On a pas fini de payer l'ascenseur
As-tu déjà écouté ces instruments qui imitent les pleurs? Je les entends dans ma tête quand je repense à leurs voix. Celles de ceux qui souffrent puis qui s’arrêtent pour laisser crier leurs proches. Ils me regardent, leurs yeux depuis l’obscure éternité. Sois bien heureux d’être encore en vie, en bonne santé. On te l’a déjà dit mais tu ne le sais toujours pas.

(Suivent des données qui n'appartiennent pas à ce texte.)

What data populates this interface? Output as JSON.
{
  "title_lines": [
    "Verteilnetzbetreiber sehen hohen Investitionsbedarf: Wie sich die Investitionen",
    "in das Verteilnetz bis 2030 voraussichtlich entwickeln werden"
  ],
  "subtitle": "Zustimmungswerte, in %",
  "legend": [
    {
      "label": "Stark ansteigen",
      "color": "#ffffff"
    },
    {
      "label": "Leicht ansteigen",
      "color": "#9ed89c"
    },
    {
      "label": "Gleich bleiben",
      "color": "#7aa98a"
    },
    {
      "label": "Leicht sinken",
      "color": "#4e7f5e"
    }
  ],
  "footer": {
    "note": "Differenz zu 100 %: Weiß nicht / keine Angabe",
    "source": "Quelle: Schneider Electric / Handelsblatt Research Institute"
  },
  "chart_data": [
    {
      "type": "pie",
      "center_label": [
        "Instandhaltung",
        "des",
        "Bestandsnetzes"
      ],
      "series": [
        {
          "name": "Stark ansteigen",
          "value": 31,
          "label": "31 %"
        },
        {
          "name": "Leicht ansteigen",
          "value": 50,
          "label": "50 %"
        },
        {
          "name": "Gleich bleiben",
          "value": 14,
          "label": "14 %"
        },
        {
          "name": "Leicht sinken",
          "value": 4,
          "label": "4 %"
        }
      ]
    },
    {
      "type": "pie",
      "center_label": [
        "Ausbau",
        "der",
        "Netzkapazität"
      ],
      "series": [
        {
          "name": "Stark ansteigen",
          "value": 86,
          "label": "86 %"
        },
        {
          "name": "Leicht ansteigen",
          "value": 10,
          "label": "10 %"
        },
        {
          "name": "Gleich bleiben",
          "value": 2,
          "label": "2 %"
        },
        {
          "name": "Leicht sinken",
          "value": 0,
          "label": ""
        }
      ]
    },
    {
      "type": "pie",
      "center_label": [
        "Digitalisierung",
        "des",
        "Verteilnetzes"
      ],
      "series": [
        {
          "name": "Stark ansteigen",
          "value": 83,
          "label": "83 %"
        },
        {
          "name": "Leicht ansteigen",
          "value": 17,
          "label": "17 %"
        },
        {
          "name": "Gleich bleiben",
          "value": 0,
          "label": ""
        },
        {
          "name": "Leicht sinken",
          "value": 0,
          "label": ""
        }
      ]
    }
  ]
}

Madame a quarante ans et souffre d’une forme grave d’Ehler Danlos, la maladie de l’homme élastique mais en moins drôle. Son seul pouvoir étant de souffrir puis de mourir.
On la traite par oxygène car ça la soulage et c’est bien le moins que l’on puisse faire. Ils ont importé un fauteuil roulant électrique des Etats-Unis que l’on peut incliner pour pratiquer un massage cardiaque à tout moment. Ils ont fait faire un cerclage spécial pour accueillir une bouteille d’O2 pour la bagatelle de mille euros.
Madame m’a dit que j’ai de la chance d’être en bonne santé et qu’il est bien dommage que les autres ne s’en rendent pas compte et que l’on vit dans un beau pays, où l’on paie encore peu les soins.
Quand nous sommes partis, nous avons emprunté l’ascenseur de la maison dont le mari nous a dit qu’ils le payaient encore.
Je n’ai jamais vu plus tendre geste que lorsqu’il l’a enlacée pour la redresser sur son fauteuil car elle glissait. Madame ne peut plus se tenir droite mais elle est plus digne que beaucoup d’entre nous.